Maybe I took my own advice a bit too far, that I’ve been too focused on shipping out designs instead of talking about them. Or maybe I’m just poor at time management and I can’t balance both. Regardless, I’ve been wanting to write about all the interesting projects I’ve been working on.
It seems like yesterday that I started working at Stack Exchange. I still can’t believe it’s been two years already. At Stack Exchange, we create a network of high quality Q&A websites. If you’re in the tech field, chances are you have heard or used our programmers Q&A site, Stack Overflow.
The network has grown quite a bit in the past two years. Through our Area51 site, the public is able to propose and create Q&A sites on a wide range of topics. We now have eighty-seven sites in the network. Two years ago, there were three.
My main design task has been creating unique visual identities for these Q&A communities as they graduate to a full Stack Exchange site. (When a Q&A site is first created, it’s labeled as a “Beta” site. We graduate a site when its stats reach certain health criteria). So far, thirty-two sites have graduated.
I can safely say that this has been the most challenging job I’ve ever had in my web design career since 1995. It is also the most rewarding and enjoyable one I’ve had. I never consciously thought of it as a “job.”
I’m a firm believer that in order to create a good design, the designer must know the product and its audience intimately well. This requires a lot of research, beyond design. At its core, Stack Exchange is about fostering niche communities of passionate people. Our communities are the reason our sites are so successful. At work, everything we do is to create a better experience for the communities and help them to grow, through robust underlying software, promotional contests, sponsored conferences and constantly tweaking our system and policies based on their feedbacks.
Each Q&A site uses the same underlying engine and has the same HTML output. The set layout is limiting what I can do visually. But this constraint is good in a way because it enforces the overall Stack Exchange branding.
To me, a good visual design is one that provokes the right emotional response from users. It sets the mood if you will, then it gently fades into the background as a pleasant bokeh.

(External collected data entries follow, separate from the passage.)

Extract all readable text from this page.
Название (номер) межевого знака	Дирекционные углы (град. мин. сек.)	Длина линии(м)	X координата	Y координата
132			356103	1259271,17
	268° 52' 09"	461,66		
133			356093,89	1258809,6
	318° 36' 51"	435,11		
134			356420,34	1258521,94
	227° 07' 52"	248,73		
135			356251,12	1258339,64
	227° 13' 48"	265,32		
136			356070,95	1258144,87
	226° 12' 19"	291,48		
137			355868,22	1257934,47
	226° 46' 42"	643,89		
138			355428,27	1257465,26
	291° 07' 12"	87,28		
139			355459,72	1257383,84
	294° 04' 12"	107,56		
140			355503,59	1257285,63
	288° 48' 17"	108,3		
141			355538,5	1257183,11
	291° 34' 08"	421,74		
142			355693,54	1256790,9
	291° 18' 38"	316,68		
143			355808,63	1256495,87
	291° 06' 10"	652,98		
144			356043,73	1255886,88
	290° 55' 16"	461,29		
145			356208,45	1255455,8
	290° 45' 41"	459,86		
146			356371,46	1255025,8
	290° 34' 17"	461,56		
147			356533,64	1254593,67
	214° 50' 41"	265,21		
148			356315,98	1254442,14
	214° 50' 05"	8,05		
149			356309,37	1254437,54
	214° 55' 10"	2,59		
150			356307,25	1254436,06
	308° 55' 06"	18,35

It is easier said than done though. In order to capture that right mood, I have to know the site’s topic well, its history and quirks, its members’ personalties as a whole. This requires a lot of research before I even start brainstorming the visuals. The design is never about making a pretty skin or an exercise of my personal design taste, but creating one that’s relatable to the users I’m designing for.
Certain sites were easier for me to design since I knew the topics well since they fell in my range of interests. For example, cooking and video games. Then there are topics I knew absolutely nothing about, such as TeX, Judaism, GIS, role-playing games, Mathematica and so on. In fact, I didn’t know anything about the topics of most of our sites, prior to designing for them.
My typical design process for each site:
Another challenging factor was time. When we first launched Area51, we had a lot of Beta sites created at once in a short amount of time. I remember joking to a coworker “someone will get slammed later when they all graduate.” It turned out I was that person. For months, I had to repeat the process listed above once a week, sometimes twice. Shipping a site from scratch to launch. I felt it really stretched my limit as a designer. Week after week, I was buried in researching, talking to users, picking out art styles that were foreign to me. There were times when I had great self doubt. I felt like I wasn’t able to execute the design direction I set, or the one I picked was totally off, at the last minute. Then when I read the positive feedback after site launch from users and random internet people, it was the most rewarding experience.
Creating identities for over thirty communities in the past two years have made me a lot more pragmatic and humble. My design process is more streamlined and focused. I learned that having empathy for users is not enough; taking an interest in what my coworkers do also helps me with my design work indirectly. I’ve been exposed to many interesting subjects and people I wouldn’t have otherwise. I was also able to collaborate on SE projects with other talented designers I’ve known via online.
I plan to blog about the case study for each site design in details, as well as other interesting projects I’ve been working on at work. Meanwhile, please take a look at our full site listing, you may find some Q&A sites of your interest.